Daniel Barenboim conducts Tchaikovsky and a discovery
Piotr Tchaikovsky said about his Sixth Symphony, the Pathétique, that he was “repeatedly reduced to tears” while composing it. However, the emotional high pressure did not prevent him from creating a work full of complexity and ingenuity. To open this concert, Daniel Barenboim conducts the symphonic hymnos Teufel Amor by Jörg Widmann.
A local visitor: Daniel Barenboim, general music director of the Staatsoper Unter den Linden in Berlin is the guest conductor of the Philharmoniker for this concert. The first piece of the programme is a discovery: Jörg Widmann’s symphonic hymnos Teufel Amor – a work that owes its title to a fragmentary surviving poem by Friedrich Schiller from 1782. In the line “Sweet Amor, / remain in melodic flight”, the text provides a musical reference which gave Widmann the inspiration for his half-hour-long orchestral work. The imagination of the composer was also fired by the contradiction in the title Teufel Amor, which led musically to a linking of strongly contrasting elements. And perhaps it is only the experience of the darkly timbred and “almost unbearably long introduction, in which the assembled violins of the orchestra are silent” (Widmann) that gives the later “beautiful places” of the unabatedly tonally composed music its beguiling effect.
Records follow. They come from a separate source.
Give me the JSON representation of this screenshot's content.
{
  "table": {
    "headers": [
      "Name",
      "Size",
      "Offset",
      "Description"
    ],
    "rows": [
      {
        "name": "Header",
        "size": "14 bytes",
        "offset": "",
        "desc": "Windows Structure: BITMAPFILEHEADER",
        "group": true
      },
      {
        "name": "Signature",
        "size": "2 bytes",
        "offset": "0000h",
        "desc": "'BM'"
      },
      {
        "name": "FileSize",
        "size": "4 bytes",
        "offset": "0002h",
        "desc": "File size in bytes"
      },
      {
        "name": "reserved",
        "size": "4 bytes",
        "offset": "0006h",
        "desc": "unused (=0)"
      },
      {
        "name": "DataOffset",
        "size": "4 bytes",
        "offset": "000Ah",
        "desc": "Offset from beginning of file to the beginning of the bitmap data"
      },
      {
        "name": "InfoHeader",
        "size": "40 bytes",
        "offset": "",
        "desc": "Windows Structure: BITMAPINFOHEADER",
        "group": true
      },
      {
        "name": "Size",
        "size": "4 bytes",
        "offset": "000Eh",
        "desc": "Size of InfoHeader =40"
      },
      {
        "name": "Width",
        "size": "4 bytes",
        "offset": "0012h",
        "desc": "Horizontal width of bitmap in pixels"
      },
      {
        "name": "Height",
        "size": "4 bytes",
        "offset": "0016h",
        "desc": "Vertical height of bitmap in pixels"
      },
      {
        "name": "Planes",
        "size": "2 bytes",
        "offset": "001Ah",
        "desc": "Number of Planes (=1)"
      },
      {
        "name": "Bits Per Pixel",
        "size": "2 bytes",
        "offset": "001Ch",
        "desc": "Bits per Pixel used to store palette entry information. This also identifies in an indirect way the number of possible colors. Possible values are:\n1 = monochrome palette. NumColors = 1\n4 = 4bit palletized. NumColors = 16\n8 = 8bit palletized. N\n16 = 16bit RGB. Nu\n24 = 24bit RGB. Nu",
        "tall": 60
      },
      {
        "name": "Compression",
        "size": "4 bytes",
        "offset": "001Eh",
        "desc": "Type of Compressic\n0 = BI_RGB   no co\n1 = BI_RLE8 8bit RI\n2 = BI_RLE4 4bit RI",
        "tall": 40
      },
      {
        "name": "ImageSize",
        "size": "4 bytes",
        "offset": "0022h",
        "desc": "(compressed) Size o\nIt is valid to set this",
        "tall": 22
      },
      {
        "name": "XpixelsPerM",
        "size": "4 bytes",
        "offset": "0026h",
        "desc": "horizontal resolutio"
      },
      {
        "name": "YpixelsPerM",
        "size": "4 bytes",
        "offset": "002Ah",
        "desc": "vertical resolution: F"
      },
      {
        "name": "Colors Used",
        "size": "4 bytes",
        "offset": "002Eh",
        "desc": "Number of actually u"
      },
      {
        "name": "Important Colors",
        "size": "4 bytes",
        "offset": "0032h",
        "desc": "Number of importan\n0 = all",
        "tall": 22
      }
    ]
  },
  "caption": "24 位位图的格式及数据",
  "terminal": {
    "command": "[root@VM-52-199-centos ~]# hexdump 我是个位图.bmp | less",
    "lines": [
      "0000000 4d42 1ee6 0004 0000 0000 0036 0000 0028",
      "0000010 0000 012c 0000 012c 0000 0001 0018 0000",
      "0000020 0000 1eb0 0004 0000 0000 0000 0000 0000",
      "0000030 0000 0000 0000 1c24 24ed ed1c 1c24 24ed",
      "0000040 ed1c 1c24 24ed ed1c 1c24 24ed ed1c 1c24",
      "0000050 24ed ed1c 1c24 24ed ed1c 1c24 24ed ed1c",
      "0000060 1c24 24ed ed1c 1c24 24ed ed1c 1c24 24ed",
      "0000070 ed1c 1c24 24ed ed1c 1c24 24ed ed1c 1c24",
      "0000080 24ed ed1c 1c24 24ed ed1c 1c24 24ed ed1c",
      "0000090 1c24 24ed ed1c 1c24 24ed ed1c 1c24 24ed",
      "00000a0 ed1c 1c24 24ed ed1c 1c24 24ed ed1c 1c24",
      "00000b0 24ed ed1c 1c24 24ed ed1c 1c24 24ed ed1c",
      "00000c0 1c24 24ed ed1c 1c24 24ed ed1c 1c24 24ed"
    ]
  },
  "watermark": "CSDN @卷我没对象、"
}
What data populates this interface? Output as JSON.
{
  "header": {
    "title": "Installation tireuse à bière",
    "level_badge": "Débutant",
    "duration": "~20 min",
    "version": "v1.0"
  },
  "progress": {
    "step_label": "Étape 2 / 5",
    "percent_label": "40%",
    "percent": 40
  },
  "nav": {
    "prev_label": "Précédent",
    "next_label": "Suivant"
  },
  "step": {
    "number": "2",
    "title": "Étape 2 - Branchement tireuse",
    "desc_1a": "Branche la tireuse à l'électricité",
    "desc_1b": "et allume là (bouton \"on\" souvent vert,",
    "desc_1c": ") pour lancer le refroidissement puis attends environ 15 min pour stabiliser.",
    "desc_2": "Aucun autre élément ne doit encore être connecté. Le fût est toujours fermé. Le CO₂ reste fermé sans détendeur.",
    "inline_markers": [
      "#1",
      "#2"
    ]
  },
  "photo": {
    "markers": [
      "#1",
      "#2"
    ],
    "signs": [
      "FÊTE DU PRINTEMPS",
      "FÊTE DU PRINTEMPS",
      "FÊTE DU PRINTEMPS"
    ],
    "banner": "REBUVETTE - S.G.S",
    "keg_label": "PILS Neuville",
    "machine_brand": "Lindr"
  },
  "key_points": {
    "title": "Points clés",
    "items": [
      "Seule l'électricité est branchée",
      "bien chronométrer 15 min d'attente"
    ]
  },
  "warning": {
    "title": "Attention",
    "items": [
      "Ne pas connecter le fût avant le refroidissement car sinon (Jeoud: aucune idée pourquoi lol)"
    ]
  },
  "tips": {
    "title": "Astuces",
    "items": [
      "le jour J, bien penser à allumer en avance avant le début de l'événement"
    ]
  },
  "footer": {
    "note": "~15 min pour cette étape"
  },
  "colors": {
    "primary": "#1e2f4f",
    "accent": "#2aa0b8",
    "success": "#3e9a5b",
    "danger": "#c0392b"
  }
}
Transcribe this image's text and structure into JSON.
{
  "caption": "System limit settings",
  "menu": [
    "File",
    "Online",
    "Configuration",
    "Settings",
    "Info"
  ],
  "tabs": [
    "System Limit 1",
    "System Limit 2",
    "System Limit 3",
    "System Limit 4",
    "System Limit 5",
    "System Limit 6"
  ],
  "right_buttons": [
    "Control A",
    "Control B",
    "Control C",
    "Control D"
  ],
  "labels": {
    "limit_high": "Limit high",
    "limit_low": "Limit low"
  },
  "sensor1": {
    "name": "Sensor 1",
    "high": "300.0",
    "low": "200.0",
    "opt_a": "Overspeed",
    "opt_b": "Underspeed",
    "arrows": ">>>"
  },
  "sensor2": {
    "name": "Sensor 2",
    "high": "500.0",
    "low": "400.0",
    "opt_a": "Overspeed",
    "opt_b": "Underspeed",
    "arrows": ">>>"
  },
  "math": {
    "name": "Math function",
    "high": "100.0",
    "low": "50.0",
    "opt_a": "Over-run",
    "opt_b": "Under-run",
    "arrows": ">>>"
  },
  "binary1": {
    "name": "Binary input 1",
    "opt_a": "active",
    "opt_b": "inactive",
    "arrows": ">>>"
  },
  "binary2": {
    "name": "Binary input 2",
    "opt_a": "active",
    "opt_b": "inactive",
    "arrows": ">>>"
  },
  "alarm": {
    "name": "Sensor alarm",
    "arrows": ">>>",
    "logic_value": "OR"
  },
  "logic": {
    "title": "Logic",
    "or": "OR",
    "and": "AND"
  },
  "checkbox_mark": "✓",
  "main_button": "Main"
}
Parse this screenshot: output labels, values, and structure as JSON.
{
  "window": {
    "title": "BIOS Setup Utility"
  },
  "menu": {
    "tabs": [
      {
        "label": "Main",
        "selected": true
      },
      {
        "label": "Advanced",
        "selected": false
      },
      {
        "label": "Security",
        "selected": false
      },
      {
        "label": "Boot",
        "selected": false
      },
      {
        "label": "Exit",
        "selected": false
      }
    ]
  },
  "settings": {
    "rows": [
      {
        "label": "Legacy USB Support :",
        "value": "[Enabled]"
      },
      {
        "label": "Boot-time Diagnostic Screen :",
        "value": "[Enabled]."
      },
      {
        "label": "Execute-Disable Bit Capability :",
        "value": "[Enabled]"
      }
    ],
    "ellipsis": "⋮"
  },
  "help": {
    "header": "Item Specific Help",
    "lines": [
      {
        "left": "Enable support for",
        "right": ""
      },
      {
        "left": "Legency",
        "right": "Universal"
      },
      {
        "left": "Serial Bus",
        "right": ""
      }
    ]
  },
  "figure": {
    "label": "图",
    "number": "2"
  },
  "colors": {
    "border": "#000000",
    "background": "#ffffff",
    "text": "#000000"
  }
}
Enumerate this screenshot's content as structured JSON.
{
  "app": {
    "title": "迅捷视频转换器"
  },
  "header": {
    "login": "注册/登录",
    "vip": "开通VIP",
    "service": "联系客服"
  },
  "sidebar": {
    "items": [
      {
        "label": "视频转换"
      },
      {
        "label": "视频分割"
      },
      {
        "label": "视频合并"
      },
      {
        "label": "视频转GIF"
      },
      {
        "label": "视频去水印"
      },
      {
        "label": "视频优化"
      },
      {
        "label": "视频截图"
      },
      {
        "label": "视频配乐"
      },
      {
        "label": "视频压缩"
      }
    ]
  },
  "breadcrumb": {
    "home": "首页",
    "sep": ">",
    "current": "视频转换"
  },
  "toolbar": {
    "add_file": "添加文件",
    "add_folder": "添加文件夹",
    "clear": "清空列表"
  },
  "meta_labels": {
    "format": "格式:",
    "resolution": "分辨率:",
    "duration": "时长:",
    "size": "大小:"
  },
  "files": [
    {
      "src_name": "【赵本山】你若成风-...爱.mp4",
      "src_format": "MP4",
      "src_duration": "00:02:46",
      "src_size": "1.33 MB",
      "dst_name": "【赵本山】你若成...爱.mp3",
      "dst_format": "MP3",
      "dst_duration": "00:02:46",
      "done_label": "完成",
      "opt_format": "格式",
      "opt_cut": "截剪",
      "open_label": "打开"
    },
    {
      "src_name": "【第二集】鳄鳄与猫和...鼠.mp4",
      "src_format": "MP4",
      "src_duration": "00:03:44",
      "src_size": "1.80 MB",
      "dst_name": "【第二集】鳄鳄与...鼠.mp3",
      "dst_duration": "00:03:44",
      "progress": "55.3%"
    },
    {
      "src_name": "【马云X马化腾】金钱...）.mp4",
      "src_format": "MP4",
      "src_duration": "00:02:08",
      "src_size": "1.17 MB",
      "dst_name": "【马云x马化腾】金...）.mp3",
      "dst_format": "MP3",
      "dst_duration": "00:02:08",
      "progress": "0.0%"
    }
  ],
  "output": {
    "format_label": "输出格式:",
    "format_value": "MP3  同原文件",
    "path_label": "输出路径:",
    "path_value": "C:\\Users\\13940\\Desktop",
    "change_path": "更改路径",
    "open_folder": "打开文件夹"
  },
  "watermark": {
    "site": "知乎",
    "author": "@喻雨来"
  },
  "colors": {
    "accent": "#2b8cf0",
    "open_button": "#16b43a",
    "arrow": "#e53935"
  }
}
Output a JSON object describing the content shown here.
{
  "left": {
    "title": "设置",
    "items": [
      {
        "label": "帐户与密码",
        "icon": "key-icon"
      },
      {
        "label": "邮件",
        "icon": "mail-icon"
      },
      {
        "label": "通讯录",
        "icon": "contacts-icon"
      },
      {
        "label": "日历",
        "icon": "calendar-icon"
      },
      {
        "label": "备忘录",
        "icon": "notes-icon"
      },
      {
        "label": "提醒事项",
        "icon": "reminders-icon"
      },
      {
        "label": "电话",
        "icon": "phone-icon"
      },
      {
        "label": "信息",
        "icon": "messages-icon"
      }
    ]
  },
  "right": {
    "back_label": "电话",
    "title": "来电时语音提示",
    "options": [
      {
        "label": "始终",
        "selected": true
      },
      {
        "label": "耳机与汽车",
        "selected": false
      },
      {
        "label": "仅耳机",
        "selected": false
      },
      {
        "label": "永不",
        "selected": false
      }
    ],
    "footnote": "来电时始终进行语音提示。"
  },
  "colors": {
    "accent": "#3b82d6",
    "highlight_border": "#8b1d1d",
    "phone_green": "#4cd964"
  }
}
After the interval, Daniel Barenboim turns to Piotr Tchaikovsky’s dramatic Sixth Symphony, the Pathétique, which also begins with an extremely sombre introduction. Tchaikovsky himself declared the symphony to be the “keystone of his whole creative works”. The idea of the Pathétique as Tchaikovsky’s legacy is still given credence by the fact that he died nine days after the premiere. Contemporaries report, however, that the composer worked on the piece no differently than on any other, and turned immediately after its completion to other projects. And in fact, it probably needs a minimum of serenity in order to create such a soulful, but also ingeniously constructed work in which there is, for example, a waltz in the complicated 5/4 time.